Following the lack of response from Ministry of Works and infrastructure, BudgIT sent a reminder on the subject to the Ministry and distributed copies to the offices of the Executive Governor, Deputy Governor, Attorney General, Commissioner for information and Strategy and the Office of Civic Engagement. The letter dated May 31st, 2018 reiterated the requests made by the organisation on the cost of executing the Ikeja Bus Terminal.

In addition to the request on details of Ikeja Bus Terminal, on May 31, 2018, BudgIT submitted another FOI request for the details of contracts awarded between May 2015 and May 2018.

According to the group, the FOI request sought for comprehensive information on projects executed and completed with information on the financials for each project within the current period.

It also confirmed that copies of the letters were also sent to the offices of the Executive Governor, Attorney General, Commissioner for Information and Strategy and the Office of Civic Engagement.

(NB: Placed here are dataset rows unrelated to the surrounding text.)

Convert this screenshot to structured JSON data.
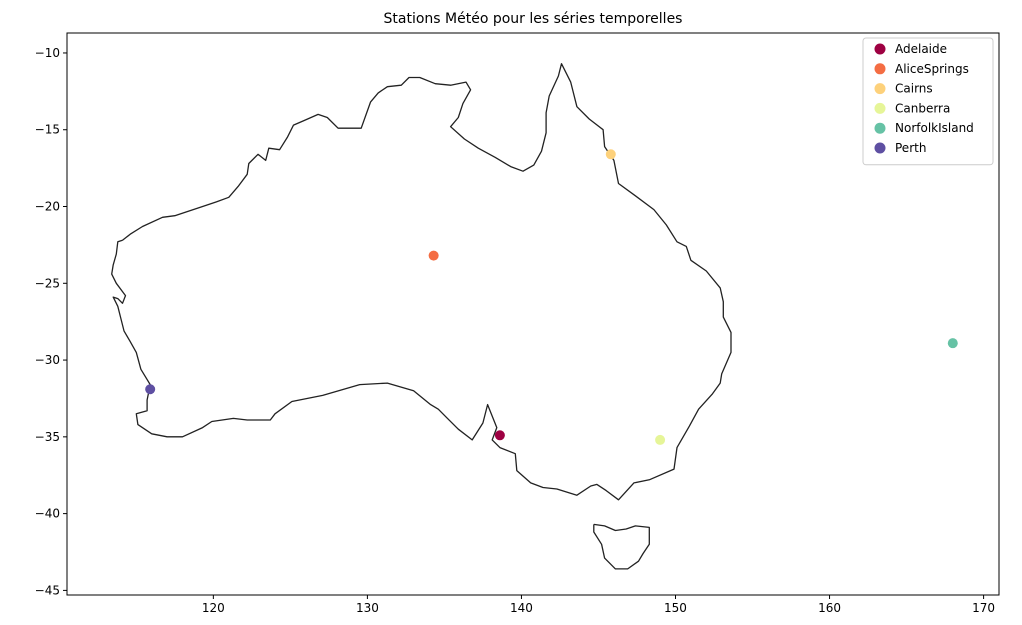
{
  "chart_data": {
    "type": "scatter",
    "title": "Stations Météo pour les séries temporelles",
    "xlabel": "",
    "ylabel": "",
    "xlim": [
      110.5,
      171
    ],
    "ylim": [
      -45.3,
      -8.7
    ],
    "x_ticks": [
      120,
      130,
      140,
      150,
      160,
      170
    ],
    "y_ticks": [
      -10,
      -15,
      -20,
      -25,
      -30,
      -35,
      -40,
      -45
    ],
    "x_tick_labels": [
      "120",
      "130",
      "140",
      "150",
      "160",
      "170"
    ],
    "y_tick_labels": [
      "−10",
      "−15",
      "−20",
      "−25",
      "−30",
      "−35",
      "−40",
      "−45"
    ],
    "grid": false,
    "legend_position": "top-right",
    "series": [
      {
        "name": "Adelaide",
        "x": 138.6,
        "y": -34.9,
        "color": "#9e0142"
      },
      {
        "name": "AliceSprings",
        "x": 134.3,
        "y": -23.2,
        "color": "#f46d43"
      },
      {
        "name": "Cairns",
        "x": 145.8,
        "y": -16.6,
        "color": "#fdd17b"
      },
      {
        "name": "Canberra",
        "x": 149.0,
        "y": -35.2,
        "color": "#e6f598"
      },
      {
        "name": "NorfolkIsland",
        "x": 168.0,
        "y": -28.9,
        "color": "#66c2a5"
      },
      {
        "name": "Perth",
        "x": 115.9,
        "y": -31.9,
        "color": "#5e4fa2"
      }
    ]
  },
  "map_outline": {
    "mainland": [
      [
        114.1,
        -22.2
      ],
      [
        114.6,
        -21.8
      ],
      [
        115.4,
        -21.3
      ],
      [
        116.7,
        -20.7
      ],
      [
        117.5,
        -20.6
      ],
      [
        118.4,
        -20.3
      ],
      [
        119.3,
        -20.0
      ],
      [
        120.2,
        -19.7
      ],
      [
        121.0,
        -19.4
      ],
      [
        121.6,
        -18.7
      ],
      [
        122.2,
        -17.9
      ],
      [
        122.3,
        -17.2
      ],
      [
        122.9,
        -16.6
      ],
      [
        123.4,
        -17.0
      ],
      [
        123.6,
        -16.2
      ],
      [
        124.3,
        -16.3
      ],
      [
        124.8,
        -15.5
      ],
      [
        125.2,
        -14.7
      ],
      [
        125.9,
        -14.4
      ],
      [
        126.8,
        -14.0
      ],
      [
        127.4,
        -14.2
      ],
      [
        128.1,
        -14.9
      ],
      [
        128.9,
        -14.9
      ],
      [
        129.6,
        -14.9
      ],
      [
        130.2,
        -13.2
      ],
      [
        130.7,
        -12.6
      ],
      [
        131.3,
        -12.2
      ],
      [
        132.2,
        -12.1
      ],
      [
        132.7,
        -11.6
      ],
      [
        133.4,
        -11.6
      ],
      [
        134.4,
        -12.0
      ],
      [
        135.4,
        -12.1
      ],
      [
        136.4,
        -11.9
      ],
      [
        136.7,
        -12.4
      ],
      [
        136.2,
        -13.3
      ],
      [
        135.9,
        -14.2
      ],
      [
        135.4,
        -14.8
      ],
      [
        136.3,
        -15.6
      ],
      [
        137.2,
        -16.2
      ],
      [
        138.3,
        -16.8
      ],
      [
        139.3,
        -17.4
      ],
      [
        140.1,
        -17.7
      ],
      [
        140.8,
        -17.3
      ],
      [
        141.3,
        -16.4
      ],
      [
        141.6,
        -15.2
      ],
      [
        141.6,
        -13.9
      ],
      [
        141.8,
        -12.8
      ],
      [
        142.4,
        -11.5
      ],
      [
        142.6,
        -10.7
      ],
      [
        143.2,
        -11.9
      ],
      [
        143.6,
        -13.5
      ],
      [
        144.4,
        -14.3
      ],
      [
        145.3,
        -15.0
      ],
      [
        145.4,
        -16.1
      ],
      [
        146.0,
        -17.0
      ],
      [
        146.3,
        -18.5
      ],
      [
        147.4,
        -19.3
      ],
      [
        148.6,
        -20.2
      ],
      [
        149.4,
        -21.2
      ],
      [
        150.1,
        -22.3
      ],
      [
        150.7,
        -22.6
      ],
      [
        151.0,
        -23.5
      ],
      [
        152.0,
        -24.2
      ],
      [
        152.9,
        -25.3
      ],
      [
        153.1,
        -26.2
      ],
      [
        153.1,
        -27.2
      ],
      [
        153.6,
        -28.2
      ],
      [
        153.6,
        -29.5
      ],
      [
        153.0,
        -30.9
      ],
      [
        152.9,
        -31.5
      ],
      [
        152.4,
        -32.2
      ],
      [
        151.5,
        -33.2
      ],
      [
        150.9,
        -34.3
      ],
      [
        150.1,
        -35.7
      ],
      [
        149.9,
        -37.1
      ],
      [
        148.3,
        -37.8
      ],
      [
        147.3,
        -38.0
      ],
      [
        146.3,
        -39.1
      ],
      [
        145.5,
        -38.5
      ],
      [
        144.9,
        -38.1
      ],
      [
        144.5,
        -38.2
      ],
      [
        143.6,
        -38.8
      ],
      [
        142.3,
        -38.4
      ],
      [
        141.4,
        -38.3
      ],
      [
        140.6,
        -38.0
      ],
      [
        139.7,
        -37.2
      ],
      [
        139.6,
        -36.1
      ],
      [
        138.6,
        -35.7
      ],
      [
        138.1,
        -35.2
      ],
      [
        138.4,
        -34.4
      ],
      [
        137.8,
        -32.9
      ],
      [
        137.5,
        -34.1
      ],
      [
        136.8,
        -35.2
      ],
      [
        135.9,
        -34.5
      ],
      [
        135.2,
        -33.8
      ],
      [
        134.6,
        -33.2
      ],
      [
        134.1,
        -32.9
      ],
      [
        133.0,
        -32.0
      ],
      [
        131.3,
        -31.5
      ],
      [
        129.5,
        -31.6
      ],
      [
        127.1,
        -32.3
      ],
      [
        125.1,
        -32.7
      ],
      [
        124.0,
        -33.5
      ],
      [
        123.7,
        -33.9
      ],
      [
        122.2,
        -33.9
      ],
      [
        121.3,
        -33.8
      ],
      [
        119.9,
        -34.0
      ],
      [
        119.3,
        -34.4
      ],
      [
        118.0,
        -35.0
      ],
      [
        117.0,
        -35.0
      ],
      [
        116.0,
        -34.8
      ],
      [
        115.1,
        -34.2
      ],
      [
        115.0,
        -33.5
      ],
      [
        115.7,
        -33.3
      ],
      [
        115.7,
        -32.6
      ],
      [
        115.9,
        -31.6
      ],
      [
        115.3,
        -30.6
      ],
      [
        115.0,
        -29.5
      ],
      [
        114.6,
        -28.8
      ],
      [
        114.2,
        -28.1
      ],
      [
        114.0,
        -27.3
      ],
      [
        113.8,
        -26.5
      ],
      [
        113.5,
        -25.9
      ],
      [
        113.8,
        -26.0
      ],
      [
        114.1,
        -26.3
      ],
      [
        114.3,
        -25.8
      ],
      [
        113.7,
        -25.0
      ],
      [
        113.4,
        -24.4
      ],
      [
        113.5,
        -23.8
      ],
      [
        113.7,
        -23.1
      ],
      [
        113.8,
        -22.3
      ],
      [
        114.1,
        -22.2
      ]
    ],
    "tasmania": [
      [
        144.7,
        -40.7
      ],
      [
        145.4,
        -40.8
      ],
      [
        146.1,
        -41.1
      ],
      [
        146.8,
        -41.0
      ],
      [
        147.4,
        -40.8
      ],
      [
        148.3,
        -40.9
      ],
      [
        148.3,
        -42.0
      ],
      [
        147.9,
        -42.6
      ],
      [
        147.6,
        -43.1
      ],
      [
        146.9,
        -43.6
      ],
      [
        146.1,
        -43.6
      ],
      [
        145.4,
        -42.9
      ],
      [
        145.2,
        -42.0
      ],
      [
        144.7,
        -41.2
      ],
      [
        144.7,
        -40.7
      ]
    ]
  }
}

BudgIT pointed out that with the ruling on FOI application to states, Lagos State Government do away with “its former opaque and non-transparent ways around government expenditure and project execution and embrace openness.”

BudgIT’s Oluseun Onigbinde, said that it had becomes “imperative that the Lagos State Government which generates the highest revenue in Nigeria at almost N40 billion monthly becomes accountable to its tax-paying citizens.”

BudgIT is committed to getting information on public funds utilisation and helping government become accountable to those it governs. Despite being an entity mainly funded by taxpayers, Lagos State Government shrouds the information on procurement, and capital projects cost in secrecy further eroding good governance traits in the state.

The organisation stated that the lack of transparency breeds corruption and there is no room for opacity in the fight against corruption.

It therefore charged all Ministries, Departments and Agencies (MDAs) with mandates to change current government status quo to a more reformed to ensure that its books are open to the public.